Именно тогда, сидя в палатке Райха в ночь на 21 апреля 1997 года, я и поведал ему о том ощущении, что пережил прошлой ночью. Думаю, пересказывать его я начал лишь для того, чтобы как-то отвлечь наши мысли от лежащих под толщей земли двадцатиметровых блоков. И мой рассказ был понят. Ибо Райх, вопреки моему ожиданию, прореагировал на него безо всякого удивления. Он в свое время изучал в университете психологию Юнга и был знаком с его учением о «родовом бессознательном», согласно которому (если таковое существует) людские умы представляют собой не изолированные друг от друга острова, а части некоего гигантского континента сознания. В области психологии Райх был гораздо начитаннее меня. Он привел на память выдержки из Олдоса Хаксли, принимавшего в сороковых годах мескалин, и так же, как я, заключил, что сознание в каждом из нас простирается в бесконечность. Хаксли, очевидно, в каком-то смысле шел несколько дальше, рассматривая ум человека как обособленный мир, подобный тому, в котором живет человек, — своего рода целую планету, где есть свои джунгли, пустыни, океаны. А на такой планете, как того и следует ожидать, могут обретаться всякие неведомые создания. Здесь я ему возразил. Ведь ясно, что слова Хаксли о «неведомых созданиях» были лишь метафорой, поэтической вольностью. «Обитателями» ума являются мысли и воспоминания, а не какие-нибудь чудовища.
При этих словах Райх судорожно передернул плечами:
«Откуда нам знать?» «Согласен, неоткуда. Но ведь надо же мыслить реально».
Тут на память мне вновь пришло то ощущение, пережитое прошлой ночью, и моя уверенность поколебалась. Ну, а сами-то мы мыслим «реально»? Не стало ли у нас привычкой думать о человеческом сознании подобно тому, как наши предки думали о Земле, считая ее центром Вселенной? Я говорю «мой ум», будто подразумеваю под этим свой садовый участок. Но в какой степени мой садовый участок является действительно «моим»? На нем, не спрашивая моего на то соизволения, во множестве водятся жуки и черви, которые будут там водиться и тогда, когда меня не станет...

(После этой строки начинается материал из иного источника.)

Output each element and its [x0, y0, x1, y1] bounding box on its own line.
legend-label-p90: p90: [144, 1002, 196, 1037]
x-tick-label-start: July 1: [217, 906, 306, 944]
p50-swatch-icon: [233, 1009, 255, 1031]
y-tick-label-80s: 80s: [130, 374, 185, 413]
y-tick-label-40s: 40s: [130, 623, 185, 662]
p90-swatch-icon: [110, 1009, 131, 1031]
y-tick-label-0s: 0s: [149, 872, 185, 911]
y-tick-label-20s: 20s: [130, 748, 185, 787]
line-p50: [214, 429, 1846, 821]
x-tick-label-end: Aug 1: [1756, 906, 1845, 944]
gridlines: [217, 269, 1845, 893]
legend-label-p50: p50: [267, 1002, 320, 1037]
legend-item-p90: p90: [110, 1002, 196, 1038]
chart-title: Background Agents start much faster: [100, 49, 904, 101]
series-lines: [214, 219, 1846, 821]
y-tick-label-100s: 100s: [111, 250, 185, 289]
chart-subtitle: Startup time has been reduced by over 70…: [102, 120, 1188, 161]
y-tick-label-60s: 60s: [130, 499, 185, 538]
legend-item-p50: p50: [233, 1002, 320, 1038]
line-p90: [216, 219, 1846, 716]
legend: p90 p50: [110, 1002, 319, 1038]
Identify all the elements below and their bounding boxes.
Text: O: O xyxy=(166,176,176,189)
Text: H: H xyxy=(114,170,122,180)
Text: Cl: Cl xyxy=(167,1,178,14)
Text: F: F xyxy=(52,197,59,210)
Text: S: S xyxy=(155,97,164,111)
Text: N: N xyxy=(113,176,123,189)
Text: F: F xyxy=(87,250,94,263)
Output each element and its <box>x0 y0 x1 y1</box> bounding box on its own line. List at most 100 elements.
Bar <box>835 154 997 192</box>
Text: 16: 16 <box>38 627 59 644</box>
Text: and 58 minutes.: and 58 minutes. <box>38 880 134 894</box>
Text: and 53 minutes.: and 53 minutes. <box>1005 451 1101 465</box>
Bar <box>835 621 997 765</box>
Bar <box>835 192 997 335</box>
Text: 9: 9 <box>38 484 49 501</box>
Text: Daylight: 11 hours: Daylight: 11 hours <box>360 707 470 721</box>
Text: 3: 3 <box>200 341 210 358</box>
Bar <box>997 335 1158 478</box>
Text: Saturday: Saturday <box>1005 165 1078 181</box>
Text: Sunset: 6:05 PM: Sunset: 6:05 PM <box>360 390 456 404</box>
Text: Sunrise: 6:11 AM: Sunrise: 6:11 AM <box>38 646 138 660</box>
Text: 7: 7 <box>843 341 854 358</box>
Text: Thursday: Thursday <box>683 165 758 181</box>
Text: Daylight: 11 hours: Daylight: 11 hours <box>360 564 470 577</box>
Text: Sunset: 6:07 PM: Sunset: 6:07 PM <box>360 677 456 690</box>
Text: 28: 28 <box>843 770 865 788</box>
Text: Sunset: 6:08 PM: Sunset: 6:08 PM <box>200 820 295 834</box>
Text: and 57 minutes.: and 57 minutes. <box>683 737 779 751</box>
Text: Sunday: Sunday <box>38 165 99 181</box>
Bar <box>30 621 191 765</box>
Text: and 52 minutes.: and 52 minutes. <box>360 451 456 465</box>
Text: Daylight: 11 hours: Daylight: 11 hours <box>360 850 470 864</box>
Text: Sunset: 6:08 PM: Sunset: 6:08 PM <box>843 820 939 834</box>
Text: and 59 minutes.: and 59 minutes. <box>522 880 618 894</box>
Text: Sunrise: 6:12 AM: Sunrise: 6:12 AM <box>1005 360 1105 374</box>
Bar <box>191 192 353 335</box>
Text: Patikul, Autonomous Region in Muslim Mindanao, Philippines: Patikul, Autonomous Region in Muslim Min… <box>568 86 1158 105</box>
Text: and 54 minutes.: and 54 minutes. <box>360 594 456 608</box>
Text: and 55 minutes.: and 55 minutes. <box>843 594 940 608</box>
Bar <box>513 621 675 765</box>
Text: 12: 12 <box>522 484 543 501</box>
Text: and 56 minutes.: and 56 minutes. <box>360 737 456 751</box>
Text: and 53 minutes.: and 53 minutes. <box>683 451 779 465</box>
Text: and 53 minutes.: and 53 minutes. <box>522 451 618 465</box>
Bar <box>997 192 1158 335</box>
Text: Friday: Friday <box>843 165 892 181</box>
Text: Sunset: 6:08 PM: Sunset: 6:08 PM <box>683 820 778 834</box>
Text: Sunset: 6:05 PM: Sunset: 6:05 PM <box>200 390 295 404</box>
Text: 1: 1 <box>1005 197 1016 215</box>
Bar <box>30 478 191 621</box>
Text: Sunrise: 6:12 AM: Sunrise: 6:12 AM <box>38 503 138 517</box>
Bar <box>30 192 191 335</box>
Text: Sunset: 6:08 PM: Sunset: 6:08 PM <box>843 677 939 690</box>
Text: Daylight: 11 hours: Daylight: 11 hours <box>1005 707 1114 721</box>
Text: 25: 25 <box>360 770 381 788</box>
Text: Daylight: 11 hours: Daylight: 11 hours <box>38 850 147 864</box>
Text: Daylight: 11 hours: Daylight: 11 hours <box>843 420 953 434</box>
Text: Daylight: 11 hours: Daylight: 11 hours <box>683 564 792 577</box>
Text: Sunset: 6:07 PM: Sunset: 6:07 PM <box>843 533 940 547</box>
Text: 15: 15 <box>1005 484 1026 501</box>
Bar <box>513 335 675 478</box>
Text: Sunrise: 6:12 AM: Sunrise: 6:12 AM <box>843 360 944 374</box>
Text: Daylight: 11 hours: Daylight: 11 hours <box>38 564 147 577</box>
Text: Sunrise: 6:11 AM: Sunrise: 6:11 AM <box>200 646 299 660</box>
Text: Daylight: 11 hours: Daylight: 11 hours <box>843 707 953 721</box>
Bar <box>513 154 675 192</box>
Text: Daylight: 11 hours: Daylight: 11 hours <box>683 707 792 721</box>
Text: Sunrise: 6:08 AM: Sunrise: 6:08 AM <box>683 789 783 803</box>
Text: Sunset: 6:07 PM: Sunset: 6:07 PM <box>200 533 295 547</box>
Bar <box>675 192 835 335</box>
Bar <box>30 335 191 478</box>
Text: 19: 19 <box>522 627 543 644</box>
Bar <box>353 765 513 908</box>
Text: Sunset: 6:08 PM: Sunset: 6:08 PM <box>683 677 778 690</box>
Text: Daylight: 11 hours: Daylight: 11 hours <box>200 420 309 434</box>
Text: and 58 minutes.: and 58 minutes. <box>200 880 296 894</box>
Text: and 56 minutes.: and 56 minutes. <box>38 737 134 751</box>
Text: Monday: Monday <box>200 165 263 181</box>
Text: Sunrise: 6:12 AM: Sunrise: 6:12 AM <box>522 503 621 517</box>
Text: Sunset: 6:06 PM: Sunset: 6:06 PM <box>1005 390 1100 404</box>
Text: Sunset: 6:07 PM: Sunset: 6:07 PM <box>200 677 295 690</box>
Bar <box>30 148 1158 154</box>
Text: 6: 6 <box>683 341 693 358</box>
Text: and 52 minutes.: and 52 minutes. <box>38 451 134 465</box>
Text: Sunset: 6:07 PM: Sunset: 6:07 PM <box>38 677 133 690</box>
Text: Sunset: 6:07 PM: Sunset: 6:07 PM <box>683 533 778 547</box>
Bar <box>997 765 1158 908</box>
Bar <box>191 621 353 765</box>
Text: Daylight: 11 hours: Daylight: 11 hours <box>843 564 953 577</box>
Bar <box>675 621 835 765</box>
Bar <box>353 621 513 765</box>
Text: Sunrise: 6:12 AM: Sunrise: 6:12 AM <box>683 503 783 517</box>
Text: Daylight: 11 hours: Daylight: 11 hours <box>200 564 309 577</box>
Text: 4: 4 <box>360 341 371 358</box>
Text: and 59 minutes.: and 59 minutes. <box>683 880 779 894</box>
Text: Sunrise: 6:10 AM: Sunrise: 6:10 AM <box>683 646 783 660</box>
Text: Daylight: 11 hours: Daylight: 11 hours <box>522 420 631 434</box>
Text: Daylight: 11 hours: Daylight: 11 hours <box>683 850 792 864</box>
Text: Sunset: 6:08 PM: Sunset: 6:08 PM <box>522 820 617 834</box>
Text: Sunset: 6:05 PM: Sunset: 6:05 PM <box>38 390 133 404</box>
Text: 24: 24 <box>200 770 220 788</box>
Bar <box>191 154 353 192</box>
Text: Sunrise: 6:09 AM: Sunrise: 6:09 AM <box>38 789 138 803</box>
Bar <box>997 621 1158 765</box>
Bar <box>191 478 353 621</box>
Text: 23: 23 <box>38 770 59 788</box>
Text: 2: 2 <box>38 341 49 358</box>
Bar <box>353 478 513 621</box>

На следующее утро в половине седьмого, еще до прихода рабочих, нас разбудили нагрянувшие Фуад и Дагра. Они явились не одни, а в сопровождении четырех официальных представителей турецких властей да еще пары голливудских кинозвезд, увязавшихся сюда из любопытства. Райх, возмущенный вероломным вторжением, хотел было высказать гостям все, что о них думает, но я удержал его, объяснив, что турецкие представители действуют в рамках своих полномочий, исключение составляют разве что кинозвезды.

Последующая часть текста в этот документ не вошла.